The strongest segments are the non sequiturs; the stories, told, in a monologue from one character to another, or the snippets of idle conversation about life, when it doesn’t feel as if Louis CK is trying to make an explicit point. The shining example of this and the one episode of the series that everyone should watch, regardless if they ever plan on tuning in again is the third episode, “Episode Three” (creatively titled), featuring Laurie Metcalf as Horace’s ex-wife, Sarah.

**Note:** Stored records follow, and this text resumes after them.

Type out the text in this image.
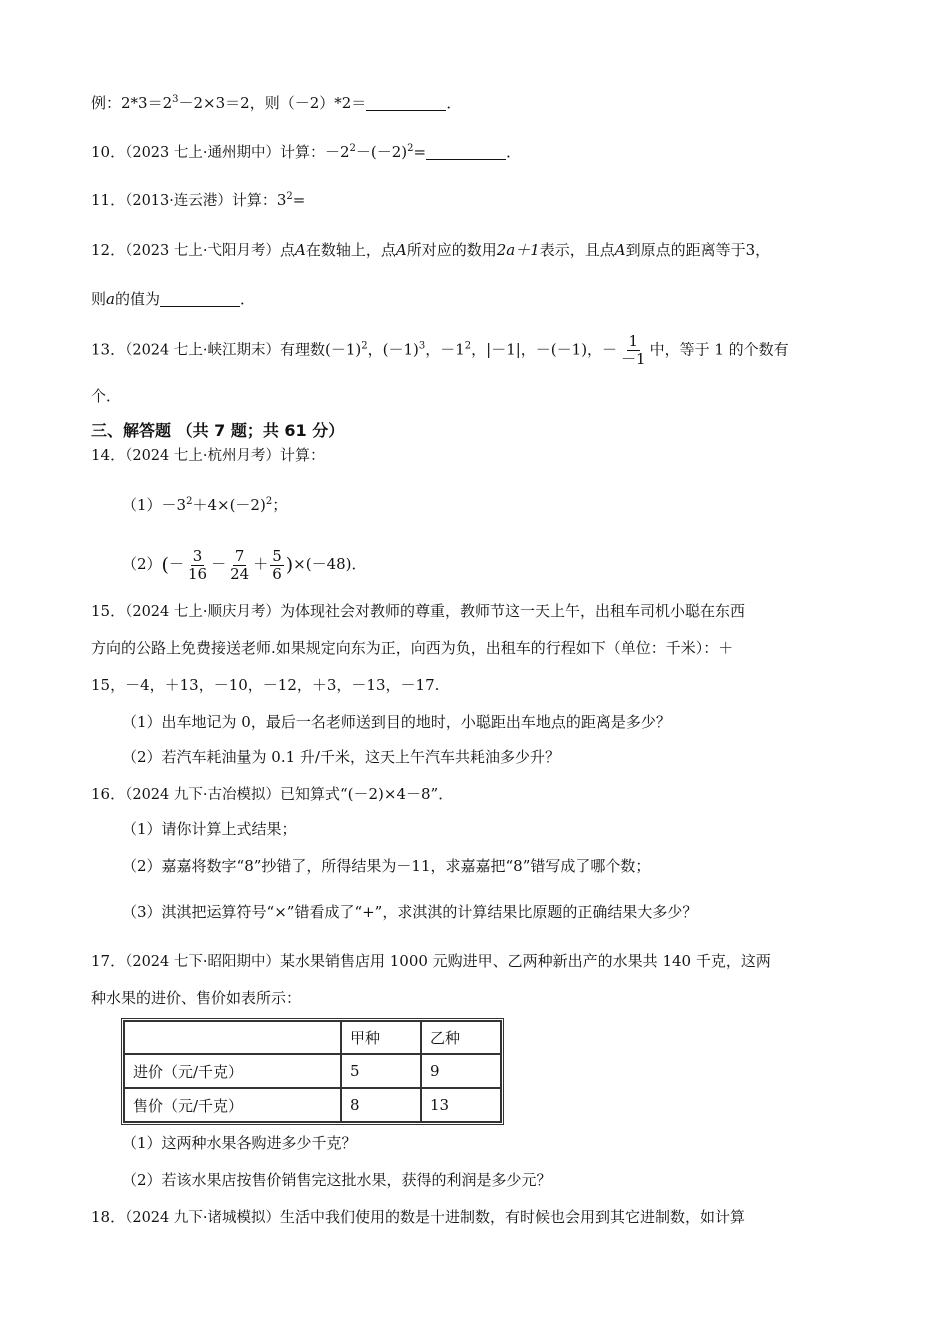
例：$2*3=2^3-2\times 3=2$，则（－2）*2＝	．
10．（2023 七上·通州期中）计算：$-2^2-(-2)^2=$	．
11．（2013·连云港）计算：$3^2=$
12．（2023 七上·弋阳月考）点A在数轴上，点A所对应的数用2a＋1表示，且点A到原点的距离等于3，
则a的值为	．
13．（2024 七上·峡江期末）有理数$(-1)^2$，$(-1)^3$，$-1^2$，|－1|，－(－1)，－ $\frac{1}{-1}$ 中，等于 1 的个数有
个．
三、解答题 （共 7 题；共 61 分）
14．（2024 七上·杭州月考）计算：
$(1)-3^2+4\times(-2)^2$；
$(2)(- \frac{3}{16} - \frac{7}{24} + \frac{5}{6} )\times(-48)$．
15．（2024 七上·顺庆月考）为体现社会对教师的尊重，教师节这一天上午，出租车司机小聪在东西
方向的公路上免费接送老师.如果规定向东为正，向西为负，出租车的行程如下（单位：千米）：＋
15，－4，＋13，－10，－12，＋3，－13，－17.
（1）出车地记为 0，最后一名老师送到目的地时，小聪距出车地点的距离是多少？
（2）若汽车耗油量为 0.1 升/千米，这天上午汽车共耗油多少升？
16．（2024 九下·古冶模拟）已知算式“(－2)×4－8”．
（1）请你计算上式结果；
（2）嘉嘉将数字“8”抄错了，所得结果为－11，求嘉嘉把“8”错写成了哪个数；
（3）淇淇把运算符号“×”错看成了“+”，求淇淇的计算结果比原题的正确结果大多少？
17．（2024 七下·昭阳期中）某水果销售店用 1000 元购进甲、乙两种新出产的水果共 140 千克，这两
种水果的进价、售价如表所示：
	甲种	乙种
进价（元/千克）	5	9
售价（元/千克）	8	13
（1）这两种水果各购进多少千克？
（2）若该水果店按售价销售完这批水果，获得的利润是多少元？
18．（2024 九下·诸城模拟）生活中我们使用的数是十进制数，有时候也会用到其它进制数，如计算
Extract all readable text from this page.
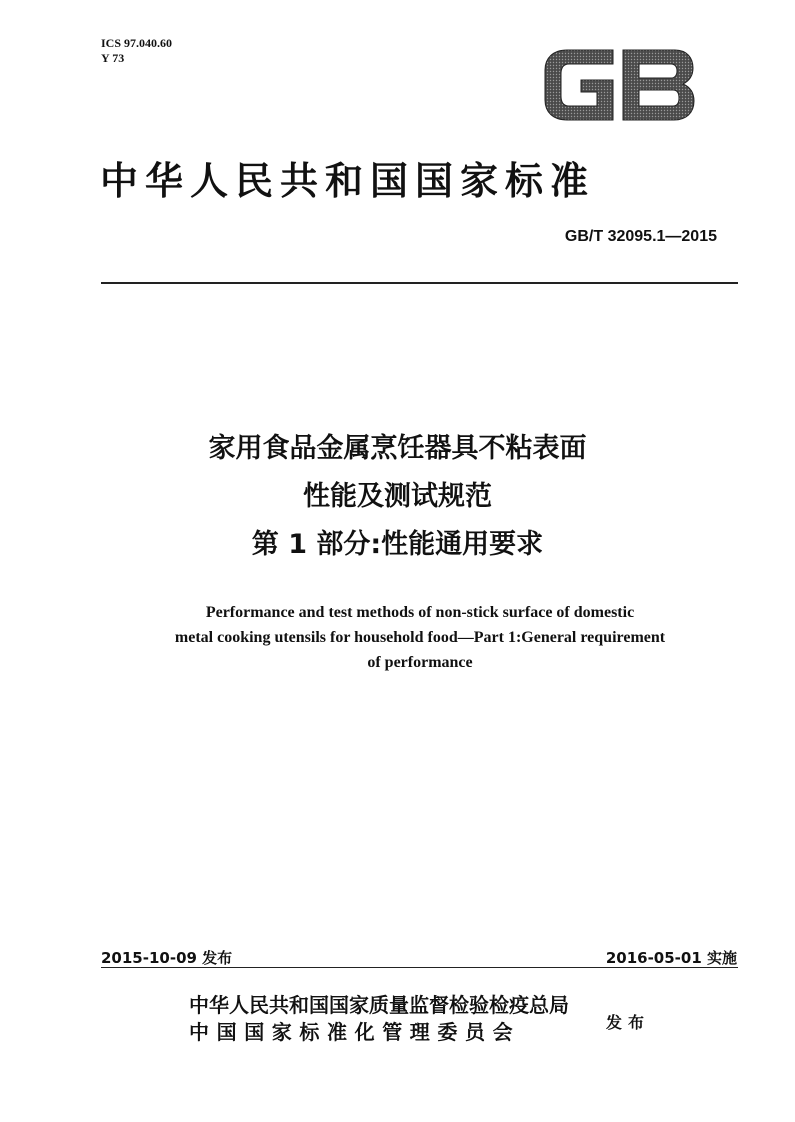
ICS 97.040.60
Y 73
中华人民共和国国家标准
GB/T 32095.1—2015
家用食品金属烹饪器具不粘表面
性能及测试规范
第 1 部分:性能通用要求
Performance and test methods of non-stick surface of domestic
metal cooking utensils for household food—Part 1:General requirement
of performance
2015-10-09 发布	2016-05-01 实施
中华人民共和国国家质量监督检验检疫总局
中国国家标准化管理委员会	发布
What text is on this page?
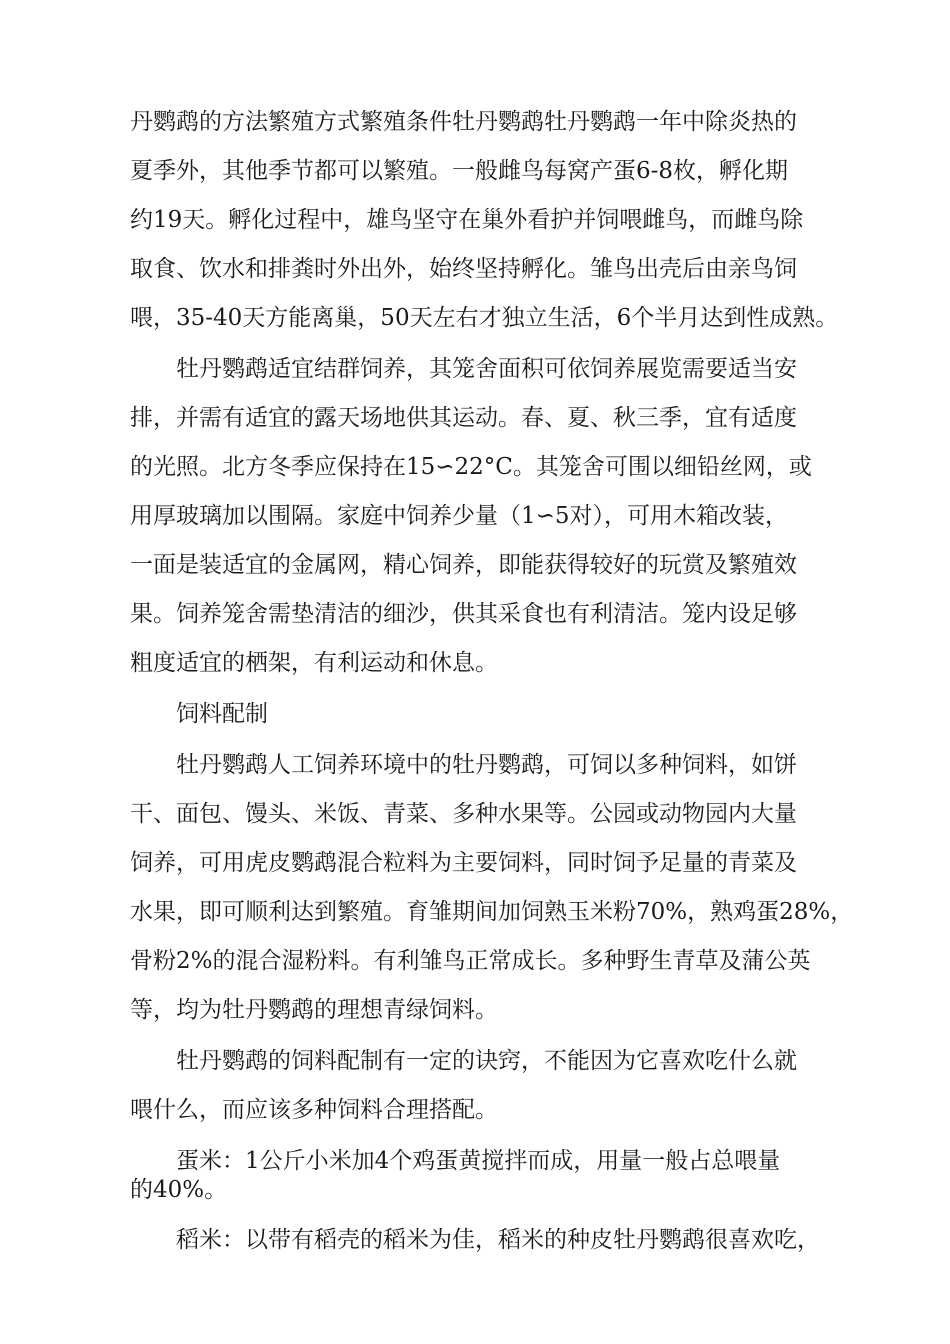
丹鹦鹉的方法繁殖方式繁殖条件牡丹鹦鹉牡丹鹦鹉一年中除炎热的

夏季外，其他季节都可以繁殖。一般雌鸟每窝产蛋6-8枚，孵化期

约19天。孵化过程中，雄鸟坚守在巢外看护并饲喂雌鸟，而雌鸟除

取食、饮水和排粪时外出外，始终坚持孵化。雏鸟出壳后由亲鸟饲

喂，35-40天方能离巢，50天左右才独立生活，6个半月达到性成熟。

牡丹鹦鹉适宜结群饲养，其笼舍面积可依饲养展览需要适当安

排，并需有适宜的露天场地供其运动。春、夏、秋三季，宜有适度

的光照。北方冬季应保持在15∽22°C。其笼舍可围以细铅丝网，或

用厚玻璃加以围隔。家庭中饲养少量（1∽5对），可用木箱改装，

一面是装适宜的金属网，精心饲养，即能获得较好的玩赏及繁殖效

果。饲养笼舍需垫清洁的细沙，供其采食也有利清洁。笼内设足够

粗度适宜的栖架，有利运动和休息。

饲料配制

牡丹鹦鹉人工饲养环境中的牡丹鹦鹉，可饲以多种饲料，如饼

干、面包、馒头、米饭、青菜、多种水果等。公园或动物园内大量

饲养，可用虎皮鹦鹉混合粒料为主要饲料，同时饲予足量的青菜及

水果，即可顺利达到繁殖。育雏期间加饲熟玉米粉70%，熟鸡蛋28%，

骨粉2%的混合湿粉料。有利雏鸟正常成长。多种野生青草及蒲公英

等，均为牡丹鹦鹉的理想青绿饲料。

牡丹鹦鹉的饲料配制有一定的诀窍，不能因为它喜欢吃什么就

喂什么，而应该多种饲料合理搭配。

蛋米：1公斤小米加4个鸡蛋黄搅拌而成，用量一般占总喂量

的40%。

稻米：以带有稻壳的稻米为佳，稻米的种皮牡丹鹦鹉很喜欢吃，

In nearly entirely a monologue format, Sarah tells the story of how she came to be cheating on her current husband with her husband’s father, and how that experience grants her some understanding of how Horace could have cheated on her with her sister years ago, leading to the dissolution of their marriage, even while knowing what a disaster it would be when they were inevitably caught. I just described the gist, but that’s peripheral to watching the story being told by an acclaimed theater actress like Melcalf, who is obviously a master of this format, using dramatic pauses and facial tics to emphasize individual moments of the story, with brilliant specifics details inserted by Louie throughout. Right there in those scenes is what makes Horace and Pete interesting and worthy and justifies the investment.